Episodi di arresti e sparizioni accadono letteralmente tutti i giorni. Lo scorso 15 aprile, ad esempio, Yang Jianwei, un prete cattolico della provincia di Hebei è stato convocato per un test di guida ed è scomparso. I suoi parenti non ne sanno più nulla, al cellulare non risponde, il personale della locale motorizzazione non risponde alle domande. Si teme che sia un “desparecido” politico, perché viene dalla comunità di Baoding, la cui chiesa è stata demolita alla fine del 2015, senza troppe spiegazioni. L’ultima notizia sui cristiani in Cina che ha catturato l’attenzione anche dei media internazionali è una buona notizia: la scarcerazione di un pastore protestante, Zhang Chongzhu, nello Zhejiang. Tuttavia, c’è da ricordare che è rimasto in carcere per 8 mesi, per colpe incredibili quali “furto, spionaggio, teppismo, collaborazione con l’intelligence straniera”, mentre la sua colpa reale era di opporsi alla campagna di demolizione delle croci. L’avvocato, Wang Xiaowu, noto per il suo impegno per i diritti umani, è stato arrestato lo scorso 25 aprile per “disturbo all’ordine pubblico”, assieme a moglie (anche lei avvocato) e figlio. Questa settimana è stata scarcerata solo la moglie Xiang Lihua, mentre l’avvocato e suo figlio restano in carcere. La loro colpa reale? Aver fornito consulenza legale alle comunità cristiane, per permettere loro di opporsi alla campagna di demolizione di chiese e croci, ai lavoratori per opporsi agli abusi di potere, al professor Ilham Tohti, accusato di separatismo uiguro. Dal 9 dicembre è in carcere il pastore protestante Yang Hua, per “furto di segreti di Stato”. I suoi avvocati, in base alle informazioni che hanno raccolto, ritengono che sia stato picchiato e torturato in carcere. Si tratta, appunto, solo degli ultimi episodi di una persecuzione molto più vasta.

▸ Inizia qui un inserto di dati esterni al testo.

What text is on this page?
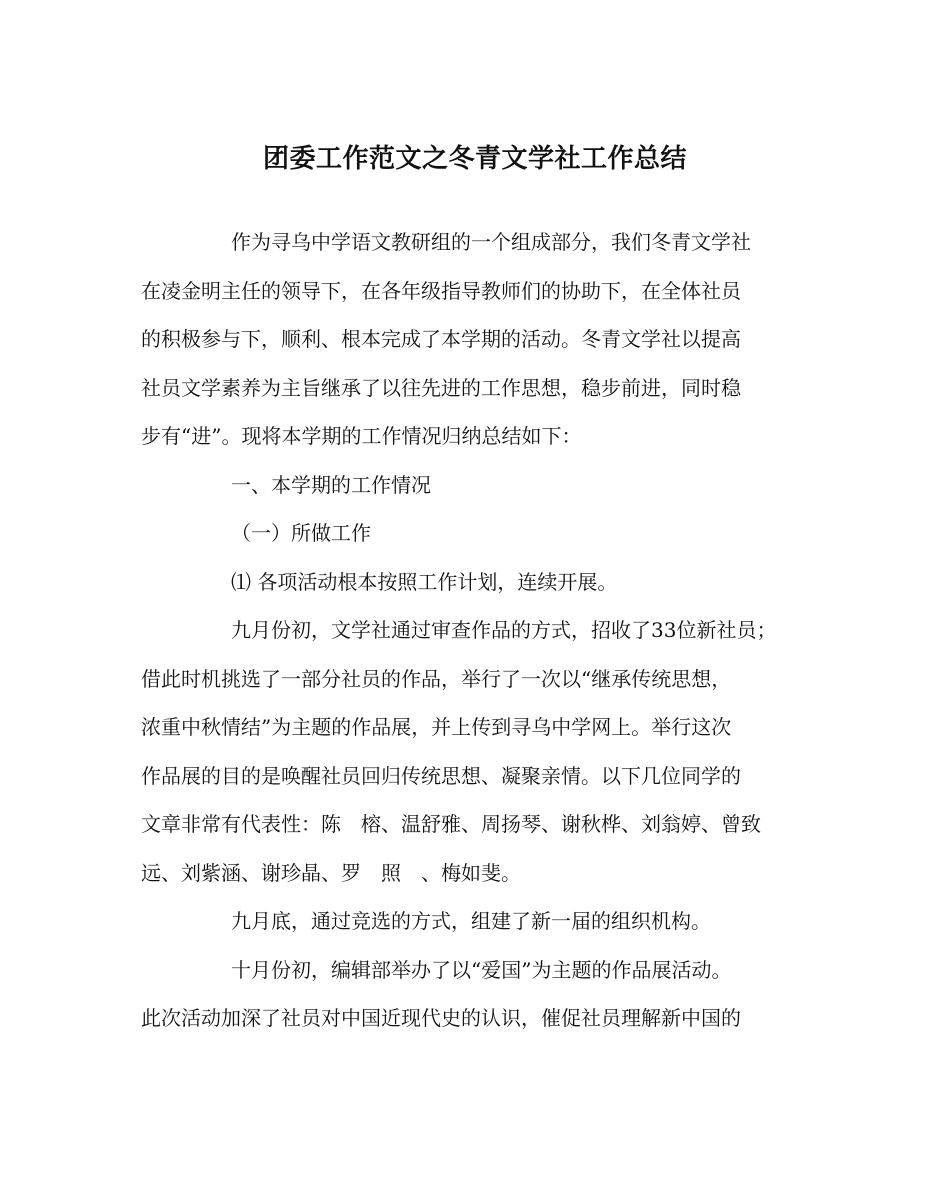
团委工作范文之冬青文学社工作总结

作为寻乌中学语文教研组的一个组成部分，我们冬青文学社

在凌金明主任的领导下，在各年级指导教师们的协助下，在全体社员

的积极参与下，顺利、根本完成了本学期的活动。冬青文学社以提高

社员文学素养为主旨继承了以往先进的工作思想，稳步前进，同时稳

步有“进”。现将本学期的工作情况归纳总结如下：

一、本学期的工作情况

（一）所做工作

⑴ 各项活动根本按照工作计划，连续开展。

九月份初，文学社通过审查作品的方式，招收了33位新社员；

借此时机挑选了一部分社员的作品，举行了一次以“继承传统思想，

浓重中秋情结”为主题的作品展，并上传到寻乌中学网上。举行这次

作品展的目的是唤醒社员回归传统思想、凝聚亲情。以下几位同学的

文章非常有代表性：陈　榕、温舒雅、周扬琴、谢秋桦、刘翁婷、曾致

远、刘紫涵、谢珍晶、罗　照　、梅如斐。

九月底，通过竞选的方式，组建了新一届的组织机构。

十月份初，编辑部举办了以“爱国”为主题的作品展活动。

此次活动加深了社员对中国近现代史的认识，催促社员理解新中国的
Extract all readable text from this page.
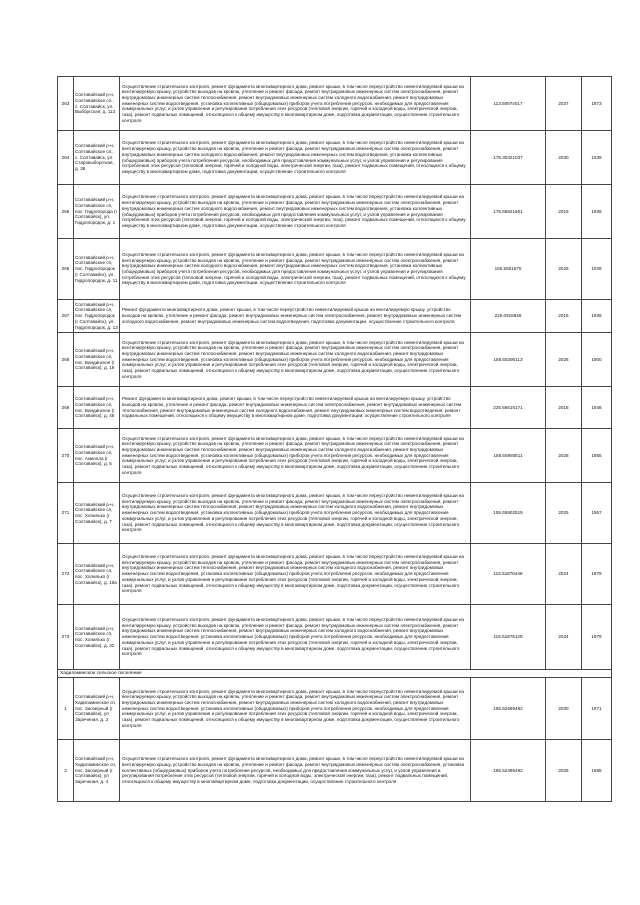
263	Солтавайский р-н, Солтавайское сп., с. Солтавайск, ул. Выборгская, д. 113	Осуществление строительного контроля, ремонт фундамента многоквартирного дома, ремонт крыши, в том числе переустройство невентилируемой крыши на вентилируемую крышу, устройство выходов на кровлю, утепление и ремонт фасада, ремонт внутридомовых инженерных систем электроснабжения, ремонт внутридомовых инженерных систем теплоснабжения, ремонт внутридомовых инженерных систем холодного водоснабжения, ремонт внутридомовых инженерных систем водоотведения, установка коллективных (общедомовых) приборов учета потребления ресурсов, необходимых для предоставления коммунальных услуг, и узлов управления и регулирования потребления этих ресурсов (тепловой энергии, горячей и холодной воды, электрической энергии, газа), ремонт подвальных помещений, относящихся к общему имуществу в многоквартирном доме, подготовка документации, осуществление строительного контроля	113.50974017	2037	1973
264	Солтавайский р-н, Солтавайское сп., с. Солтавайск, ул. Старовыборгская, д. 36	Осуществление строительного контроля, ремонт фундамента многоквартирного дома, ремонт крыши, в том числе переустройство невентилируемой крыши на вентилируемую крышу, устройство выходов на кровлю, утепление и ремонт фасада, ремонт внутридомовых инженерных систем электроснабжения, ремонт внутридомовых инженерных систем холодного водоснабжения, ремонт внутридомовых инженерных систем водоотведения, установка коллективных (общедомовых) приборов учета потребления ресурсов, необходимых для предоставления коммунальных услуг, и узлов управления и регулирования потребления этих ресурсов (тепловой энергии, горячей и холодной воды, электрической энергии, газа), ремонт подвальных помещений, относящихся к общему имуществу в многоквартирном доме, подготовка документации, осуществление строительного контроля	175.30421037	2030	1939
265	Солтавайский р-н, Солтавайское сп, пос. Гидропорода (г Солтавайск), ул. Гидропородок, д. 1	Осуществление строительного контроля, ремонт фундамента многоквартирного дома, ремонт крыши, в том числе переустройство невентилируемой крыши на вентилируемую крышу, устройство выходов на кровлю, утепление и ремонт фасада, ремонт внутридомовых инженерных систем электроснабжения, ремонт внутридомовых инженерных систем холодного водоснабжения, ремонт внутридомовых инженерных систем водоотведения, установка коллективных (общедомовых) приборов учета потребления ресурсов, необходимых для предоставления коммунальных услуг, и узлов управления и регулирования потребления этих ресурсов (тепловой энергии, горячей и холодной воды, электрической энергии, газа), ремонт подвальных помещений, относящихся к общему имуществу в многоквартирном доме, подготовка документации, осуществление строительного контроля	176.55821601	2019	1939
266	Солтавайский р-н, Солтавайское сп, пос. Гидропородок (г Солтавайск), ул. Гидропородок, д. 11	Осуществление строительного контроля, ремонт фундамента многоквартирного дома, ремонт крыши, в том числе переустройство невентилируемой крыши на вентилируемую крышу, устройство выходов на кровлю, утепление и ремонт фасада, ремонт внутридомовых инженерных систем электроснабжения, ремонт внутридомовых инженерных систем холодного водоснабжения, ремонт внутридомовых инженерных систем водоотведения, установка коллективных (общедомовых) приборов учета потребления ресурсов, необходимых для предоставления коммунальных услуг, и узлов управления и регулирования потребления этих ресурсов (тепловой энергии, горячей и холодной воды, электрической энергии, газа), ремонт подвальных помещений, относящихся к общему имуществу в многоквартирном доме, подготовка документации, осуществление строительного контроля	155.5551575	2025	1939
267	Солтавайский р-н, Солтавайское сп, пос. Гидропородок (г Солтавайск), ул. Гидропородок, д. 13	Ремонт фундамента многоквартирного дома, ремонт крыши, в том числе переустройство невентилируемой крыши на вентилируемую крышу, устройство выходов на кровлю, утепление и ремонт фасада, ремонт внутридомовых инженерных систем электроснабжения, ремонт внутридомовых инженерных систем холодного водоснабжения, ремонт внутридомовых инженерных систем водоотведения, подготовка документации, осуществление строительного контроля	225.0918848	2016	1939
268	Солтавайский р-н, Солтавайское сп, пос. Вандинское (г Солтавайск), д. 19	Осуществление строительного контроля, ремонт фундамента многоквартирного дома, ремонт крыши, в том числе переустройство невентилируемой крыши на вентилируемую крышу, устройство выходов на кровлю, утепление и ремонт фасада, ремонт внутридомовых инженерных систем электроснабжения, ремонт внутридомовых инженерных систем теплоснабжения, ремонт внутридомовых инженерных систем холодного водоснабжения, ремонт внутридомовых инженерных систем водоотведения, установка коллективных (общедомовых) приборов учета потребления ресурсов, необходимых для предоставления коммунальных услуг, и узлов управления и регулирования потребления этих ресурсов (тепловой энергии, горячей и холодной воды, электрической энергии, газа), ремонт подвальных помещений, относящихся к общему имуществу в многоквартирном доме, подготовка документации, осуществление строительного контроля	155.55390113	2026	1900
269	Солтавайский р-н, Солтавайское сп, пос. Вандинское (г Солтавайск), д. 46	Ремонт фундамента многоквартирного дома, ремонт крыши, в том числе переустройство невентилируемой крыши на вентилируемую крышу, устройство выходов на кровлю, утепление и ремонт фасада, ремонт внутридомовых инженерных систем электроснабжения, ремонт внутридомовых инженерных систем теплоснабжения, ремонт внутридомовых инженерных систем холодного водоснабжения, ремонт внутридомовых инженерных систем водоотведения, ремонт подвальных помещений, относящихся к общему имуществу в многоквартирном доме, подготовка документации, осуществление строительного контроля	225.56616171	2018	1948
270	Солтавайский р-н, Солтавайское сп, пос. Акмолла (г Солтавайск), д. 5	Осуществление строительного контроля, ремонт фундамента многоквартирного дома, ремонт крыши, в том числе переустройство невентилируемой крыши на вентилируемую крышу, устройство выходов на кровлю, утепление и ремонт фасада, ремонт внутридомовых инженерных систем электроснабжения, ремонт внутридомовых инженерных систем теплоснабжения, ремонт внутридомовых инженерных систем холодного водоснабжения, ремонт внутридомовых инженерных систем водоотведения, установка коллективных (общедомовых) приборов учета потребления ресурсов, необходимых для предоставления коммунальных услуг, и узлов управления и регулирования потребления этих ресурсов (тепловой энергии, горячей и холодной воды, электрической энергии, газа), ремонт подвальных помещений, относящихся к общему имуществу в многоквартирном доме, подготовка документации, осуществление строительного контроля	155.55993611	2028	1955
271	Солтавайский р-н, Солтавайское сп, пос. Хопилько (г Солтавайск), д. 7	Осуществление строительного контроля, ремонт фундамента многоквартирного дома, ремонт крыши, в том числе переустройство невентилируемой крыши на вентилируемую крышу, устройство выходов на кровлю, утепление и ремонт фасада, ремонт внутридомовых инженерных систем электроснабжения, ремонт внутридомовых инженерных систем теплоснабжения, ремонт внутридомовых инженерных систем холодного водоснабжения, ремонт внутридомовых инженерных систем водоотведения, установка коллективных (общедомовых) приборов учета потребления ресурсов, необходимых для предоставления коммунальных услуг, и узлов управления и регулирования потребления этих ресурсов (тепловой энергии, горячей и холодной воды, электрической энергии, газа), ремонт подвальных помещений, относящихся к общему имуществу в многоквартирном доме, подготовка документации, осуществление строительного контроля	155.55902519	2025	1957
272	Солтавайский р-н, Солтавайское сп, пос. Хопилько (г Солтавайск), д. 16а	Осуществление строительного контроля, ремонт фундамента многоквартирного дома, ремонт крыши, в том числе переустройство невентилируемой крыши на вентилируемую крышу, устройство выходов на кровлю, утепление и ремонт фасада, ремонт внутридомовых инженерных систем электроснабжения, ремонт внутридомовых инженерных систем теплоснабжения, ремонт внутридомовых инженерных систем холодного водоснабжения, ремонт внутридомовых инженерных систем водоотведения, установка коллективных (общедомовых) приборов учета потребления ресурсов, необходимых для предоставления коммунальных услуг, и узлов управления и регулирования потребления этих ресурсов (тепловой энергии, горячей и холодной воды, электрической энергии, газа), ремонт подвальных помещений, относящихся к общему имуществу в многоквартирном доме, подготовка документации, осуществление строительного контроля	115.51876448	2024	1979
273	Солтавайский р-н, Солтавайское сп, пос. Хопилько (г Солтавайск), д. 32	Осуществление строительного контроля, ремонт фундамента многоквартирного дома, ремонт крыши, в том числе переустройство невентилируемой крыши на вентилируемую крышу, устройство выходов на кровлю, утепление и ремонт фасада, ремонт внутридомовых инженерных систем электроснабжения, ремонт внутридомовых инженерных систем теплоснабжения, ремонт внутридомовых инженерных систем холодного водоснабжения, ремонт внутридомовых инженерных систем водоотведения, установка коллективных (общедомовых) приборов учета потребления ресурсов, необходимых для предоставления коммунальных услуг, и узлов управления и регулирования потребления этих ресурсов (тепловой энергии, горячей и холодной воды, электрической энергии, газа), ремонт подвальных помещений, относящихся к общему имуществу в многоквартирном доме, подготовка документации, осуществление строительного контроля	115.51875128	2034	1979
Хадиламинское сельское поселение					
1	Солтавайский р-н, Хадиламинское сп, пос. Заозерный (г Солтавайск), ул Зареченая, д. 2	Осуществление строительного контроля, ремонт фундамента многоквартирного дома, ремонт крыши, в том числе переустройство невентилируемой крыши на вентилируемую крышу, устройство выходов на кровлю, утепление и ремонт фасада, ремонт внутридомовых инженерных систем электроснабжения, ремонт внутридомовых инженерных систем теплоснабжения, ремонт внутридомовых инженерных систем холодного водоснабжения, ремонт внутридомовых инженерных систем водоотведения, установка коллективных (общедомовых) приборов учета потребления ресурсов, необходимых для предоставления коммунальных услуг, и узлов управления и регулирования потребления этих ресурсов (тепловой энергии, горячей и холодной воды, электрической энергии, газа), ремонт подвальных помещений, относящихся к общему имуществу в многоквартирном доме, подготовка документации, осуществление строительного контроля	155.52589482	2030	1971
2	Солтавайский р-н, Хадиламинское сп, пос. Заозерный (г Солтавайск), ул Зареченая, д. 4	Осуществление строительного контроля, ремонт фундамента многоквартирного дома, ремонт крыши, в том числе переустройство невентилируемой крыши на вентилируемую крышу, устройство выходов на кровлю, утепление и ремонт фасада, ремонт внутридомовых инженерных систем электроснабжения, установка коллективных (общедомовых) приборов учета потребления ресурсов, необходимых для предоставления коммунальных услуг, и узлов управления и регулирования потребления этих ресурсов (тепловой энергии, горячей и холодной воды, электрической энергии, газа), ремонт подвальных помещений, относящихся к общему имуществу в многоквартирном доме, подготовка документации, осуществление строительного контроля	155.52495482	2026	1965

Sono circa 2000 le chiese demolite nella sola provincia dello Zhejiang negli ultimi due anni. Nel solo marzo 2016, sono state distrutte 50 croci nella città di Wenzhou. Quello dello Zhejiang potrebbe essere una sorta di avvertimento. Le autorità comuniste locali hanno esplicitamente spiegato che si tratta di una battaglia ideologica e di immagine, perché quelle croci, quelle chiese sono troppo “alte”, sfidano l’iconografia comunista. In realtà i timori sono anche demografici: il numero di cristiani ha superato quello degli iscritti al Partito ed è in rapida espansione. Per questo si teme che si possa scatenare in futuro una nuova Rivoluzione Culturale contro la religione: il Partito unico non ammette concorrenti.